RNO-G / mattak

RNO-G dataformats
1 stars 1 forks source link

header/eventInfo information much slower to read than expected #19

Closed sjoerd-bouma closed 1 year ago

sjoerd-bouma commented 1 year ago

Just reading header information ('eventInfo') is much slower than expected right now. It is also significantly slower with the pyroot backend than with the uproot backend; maybe it's unintentionally reading the waveforms as well?

import numpy as np
import uproot
import mattak.Dataset
import time

mattakreader = mattak.Dataset.Dataset(
    11, 1101, 
    # data_dir ='/mnt/pnfs/inbox/',
    data_dir='/home/sb/Python/scratch/data/inbox',
    backend='pyroot'
)
t0 = time.time()
mattakreader.setEntries((0, None))
mattakreader.eventInfo()
print(f'mattak.Dataset (pyroot) took {time.time()-t0:.1f} s')

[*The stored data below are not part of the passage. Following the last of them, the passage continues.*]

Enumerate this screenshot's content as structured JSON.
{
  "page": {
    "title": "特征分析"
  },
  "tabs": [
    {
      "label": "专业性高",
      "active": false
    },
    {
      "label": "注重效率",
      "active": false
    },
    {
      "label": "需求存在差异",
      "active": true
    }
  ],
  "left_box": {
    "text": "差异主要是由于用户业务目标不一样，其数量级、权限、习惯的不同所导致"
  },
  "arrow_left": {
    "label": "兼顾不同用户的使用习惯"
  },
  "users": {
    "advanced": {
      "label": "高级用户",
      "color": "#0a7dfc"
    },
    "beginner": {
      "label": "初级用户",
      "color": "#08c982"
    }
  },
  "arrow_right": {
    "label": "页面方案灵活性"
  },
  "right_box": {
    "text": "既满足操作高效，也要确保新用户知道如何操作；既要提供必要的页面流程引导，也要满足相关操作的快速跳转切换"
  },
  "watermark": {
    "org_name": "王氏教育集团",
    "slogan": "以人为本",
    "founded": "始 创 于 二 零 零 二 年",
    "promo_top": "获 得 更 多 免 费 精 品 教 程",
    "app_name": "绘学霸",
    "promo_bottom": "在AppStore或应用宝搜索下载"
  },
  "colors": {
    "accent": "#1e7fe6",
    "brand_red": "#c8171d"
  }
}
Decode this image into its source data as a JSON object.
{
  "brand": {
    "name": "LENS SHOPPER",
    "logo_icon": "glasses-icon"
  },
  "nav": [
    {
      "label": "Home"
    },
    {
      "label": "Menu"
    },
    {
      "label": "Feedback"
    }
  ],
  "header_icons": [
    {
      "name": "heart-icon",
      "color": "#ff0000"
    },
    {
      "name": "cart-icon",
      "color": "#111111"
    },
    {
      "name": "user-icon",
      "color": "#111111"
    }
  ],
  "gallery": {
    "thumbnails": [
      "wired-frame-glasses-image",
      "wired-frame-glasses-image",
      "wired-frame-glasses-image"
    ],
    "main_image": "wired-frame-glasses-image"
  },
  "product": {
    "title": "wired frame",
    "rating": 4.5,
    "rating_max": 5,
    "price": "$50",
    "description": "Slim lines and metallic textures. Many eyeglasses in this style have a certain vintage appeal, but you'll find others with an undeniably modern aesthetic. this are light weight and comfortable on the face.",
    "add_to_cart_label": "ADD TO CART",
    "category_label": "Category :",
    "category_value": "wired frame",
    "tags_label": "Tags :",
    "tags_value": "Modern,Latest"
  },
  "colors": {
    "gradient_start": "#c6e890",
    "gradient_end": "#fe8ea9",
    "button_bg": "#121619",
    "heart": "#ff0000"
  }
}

mattakreader = mattak.Dataset.Dataset(
    11, 1101, 
    # data_dir ='/mnt/pnfs/inbox/',
    data_dir='/home/sb/Python/scratch/data/inbox',
    backend='uproot'
)

t0=time.time()
mattakreader.setEntries((0, None))
mattakreader.eventInfo()
print(f'mattak.Dataset (uproot backend) took {time.time()-t0:.1f} s')

t0=time.time()
f = uproot.open('/home/sb/Python/scratch/data/inbox/station11/run1101/combined.root')
hdr = f['combined']['header']
_ = hdr['event_number'].array(library='np')
print(f'uproot took {time.time()-t0:.3f} s')

output

mattak.Dataset (pyroot) took 17.2 s
mattak.Dataset (uproot backend) took 1.2 s
uproot took 0.040 s
fschlueter commented 1 year ago

@cozzyd

cozzyd commented 1 year ago

first observations:

Profiling, the majority of time seems to be spent in LZMA decoding. I'm guessing the access pattern for some reason is causing trouble in the combined fiel, but will have to look into it more. I bet the difference between "uproot backend" and "uproot" is just the marshalling into the EventInfo class (which is done in Python), but I would have thought that both backends would use the implementation in liblzma? Maybe that's not true... (certainly there's a difference because the pyroot backend is doing one at once, rather than all at once here).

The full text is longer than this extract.